Thirteen months after the rest of the UK, Northern Ireland is about to get to grips with the Construction Act. What is there to learn from the past year’s experience?
On 1 June, Next Tuesday, Northern Ireland brings itself into the Construction Act. It is 13 months behind England, Scotland and Wales, but better late than never. In any case, Northern Ireland has been a tad busy sorting out one or two other disputes. From Tuesday, practically all those construction contracts described in the act and entered into for work in the six counties will automatically use the new payment provisions and have a right to use new adjudication.

Are my friends in Northern Ireland ready? I expect you are every bit as ready as the folks across the water were. And I expect you will be lulled, as they were, into thinking it was to be a non-event. They took about eight months to see the system work. By now, adjudication has become commonplace and we have learned oodles. Let me give you a few tips.

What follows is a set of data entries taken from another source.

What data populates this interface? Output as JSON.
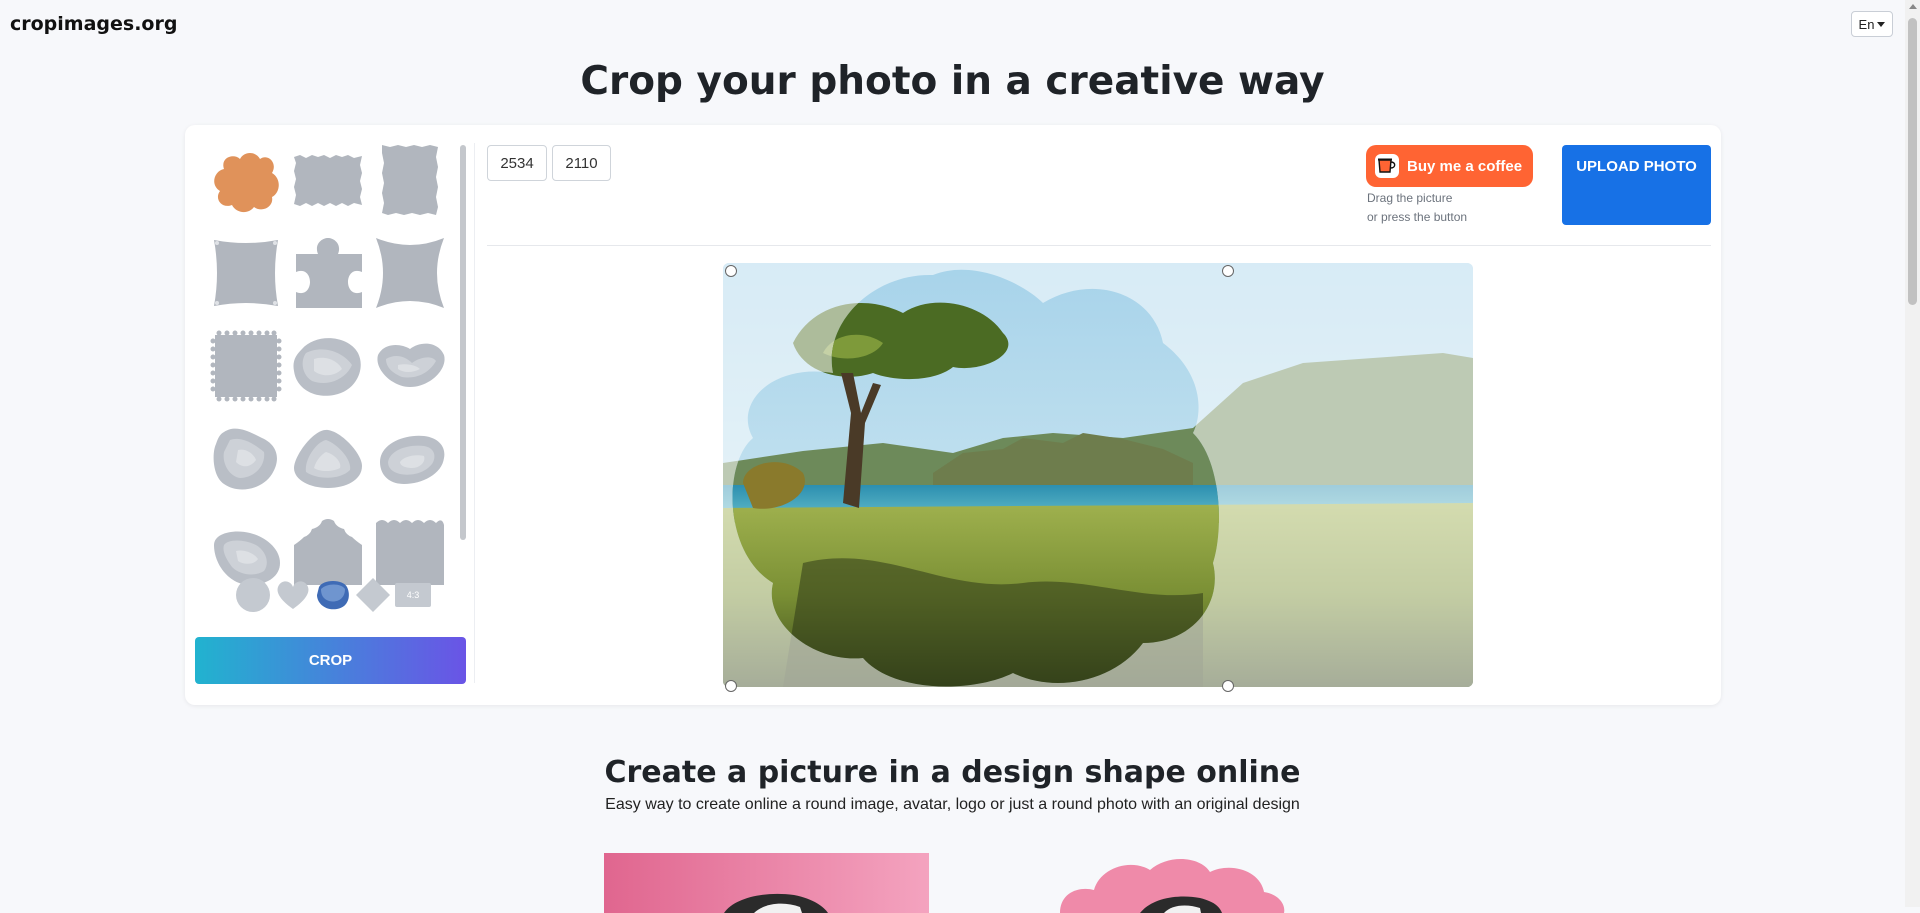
{
  "header": {
    "logo_text": "cropimages.org",
    "language_label": "En"
  },
  "main": {
    "title": "Crop your photo in a creative way"
  },
  "editor": {
    "width_value": "2534",
    "height_value": "2110",
    "coffee_label": "Buy me a coffee",
    "hint_line1": "Drag the picture",
    "hint_line2": "or press the button",
    "upload_label": "UPLOAD PHOTO",
    "crop_label": "CROP",
    "mini_ratio_label": "4:3",
    "shapes": [
      "cloud",
      "ragged-square",
      "ragged-tall",
      "pinned-square",
      "puzzle",
      "star-wave",
      "stamp",
      "blob-1",
      "blob-2",
      "pebble-1",
      "pebble-2",
      "pebble-3",
      "pebble-4",
      "scallop-house",
      "scallop-rect"
    ],
    "mini_shapes": [
      "circle",
      "heart",
      "blue-blob",
      "diamond",
      "ratio-4-3"
    ],
    "selected_shape": "cloud",
    "accent_color": "#e0925a"
  },
  "section2": {
    "title": "Create a picture in a design shape online",
    "description": "Easy way to create online a round image, avatar, logo or just a round photo with an original design"
  },
  "colors": {
    "crop_gradient_start": "#21b3cf",
    "crop_gradient_end": "#6a54e6",
    "upload_blue": "#1771e6",
    "coffee_orange": "#ff6433",
    "shape_gray": "#b1b6be"
  }
}
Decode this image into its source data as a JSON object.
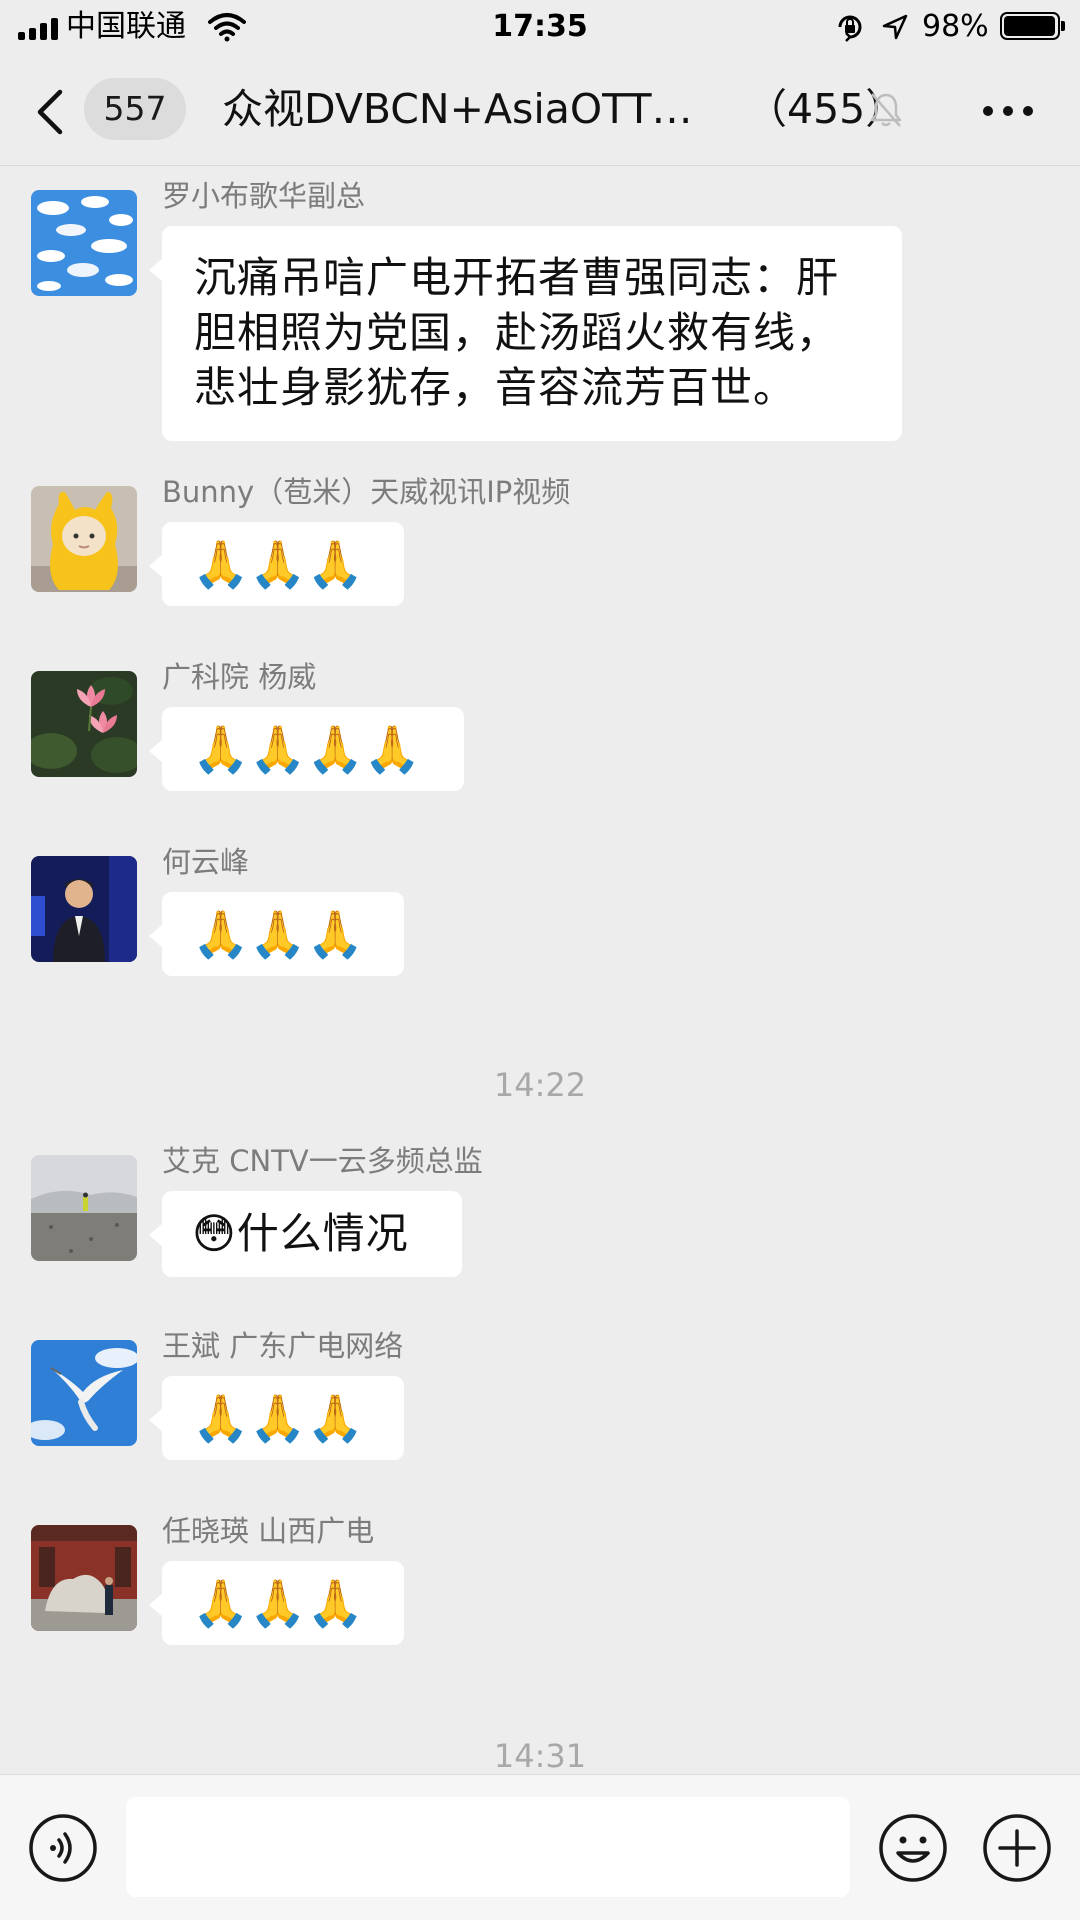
{
  "status_bar": {
    "carrier": "中国联通",
    "time": "17:35",
    "battery_percent_label": "98%",
    "battery_level": 0.98,
    "signal_bars": 4
  },
  "header": {
    "unread_count": "557",
    "title": "众视DVBCN+AsiaOTT…",
    "member_count": "（455）",
    "icons": [
      "back-chevron-icon",
      "bell-muted-icon",
      "more-dots-icon"
    ]
  },
  "messages": [
    {
      "sender": "罗小布歌华副总",
      "avatar": "sky-clouds-avatar",
      "text": "沉痛吊唁广电开拓者曹强同志：肝胆相照为党国，赴汤蹈火救有线，悲壮身影犹存，音容流芳百世。"
    },
    {
      "sender": "Bunny（苞米）天威视讯IP视频",
      "avatar": "yellow-raincoat-doll-avatar",
      "text": "🙏🙏🙏"
    },
    {
      "sender": "广科院 杨威",
      "avatar": "lotus-flower-avatar",
      "text": "🙏🙏🙏🙏"
    },
    {
      "sender": "何云峰",
      "avatar": "speaker-on-stage-avatar",
      "text": "🙏🙏🙏"
    },
    {
      "sender": "艾克 CNTV一云多频总监",
      "avatar": "rocky-mountain-avatar",
      "text": "😳什么情况"
    },
    {
      "sender": "王斌 广东广电网络",
      "avatar": "seagull-sky-avatar",
      "text": "🙏🙏🙏"
    },
    {
      "sender": "任晓瑛 山西广电",
      "avatar": "stone-statue-avatar",
      "text": "🙏🙏🙏"
    }
  ],
  "timestamps": [
    "14:22",
    "14:31"
  ],
  "input_bar": {
    "value": "",
    "icons": [
      "voice-icon",
      "emoji-icon",
      "plus-icon"
    ]
  }
}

Concentrate on the payment rules first rather than the more glamorous referee idea. The reason is because if you operate the new payment rules right, you are less likely to need the referee. How come? Well, at the heart of most disputes is “perception”, or sometimes the deep suspicion, that the bloke doing the paying is a rip-off merchant looking for any excuse to shaft the payee.

The payment provisions are very clever; they deal with off-hand behaviour. You know what I mean: the bloke responsible for calculating what’s due has a hangover or is idle. So he puts in a sum of money to be paid that errs on the side of caution – his caution, not yours. He hasn’t done a proper calculation so he dreams up a figure and says: “Sod it, that’s good enough.” That won’t do any more. The reason is that the payer has to inform his payee what he intends to pay and how he gets to that figure.

Don’t think you can get away with a “say” figure in lump sum terms. No later than five days after what’s known as the due date, the green light flashes. You send the green notice to the payee giving a proper breakdown of the sums calculated. The rules require you to specify the amount proposed to be paid, and the basis on which the amount is calculated.

All this is a pain to the main contractor on a big site. Each month he might have 30 subcontractors to send a green notice to. If the notice is broad brush or non-existent, the adjudicator is called up, and they will take a dim view of the QS who slashes the subbies’ application without saying why. You could easily find that the adjudicator will order the subbies’ application to be paid in the absence of a proper notice advising the basis for the reduced payment. On the other hand, an effective green notice properly broken down into the measured works, variations, loss and expense, materials on site, looks very professional. Time-consuming? You bet. But this is new-look contracting.

Northern Ireland knows a thing or two about dispute management. Go for it in construction

So far we have dealt only with the work measured and due. What about “contras”? You know what I mean – simply because there is an R in the month, you want to withhold cash. Previously, you would just do it. Not any more. From Tuesday, these new contracts not only have the green notice but the amber notice, too. Don’t get caught out. Introduce that amber notice from next week, on every job. It goes to the payee on a set date prior to the date for payment. Miss the date, and the boat has sailed. You can’t withhold. In real life you will withhold, but in real life the referee will boot you off the pitch.

Talking of leaving the pitch, watch out for the red notice. It is a new signal that the contractor is about to take his bat and ball away and postpone performance, because you haven’t played the notice game when paying.

Your new adjudicators are already in place in Northern Ireland. Trained and tested and waiting to go. Don’t try bringing a whopping bag full of quarrels in one go. It is too much for one referee in 28 days. Make sure the dispute referred and arguments developed are previously canvassed between the parties.

Give the referee a file with both sides’ letters and arguments. Don’t rely on having the chance to ambush the other side with new arguments. Experience shows that adjudicators expect the arguments to have been explored before reaching for the ref.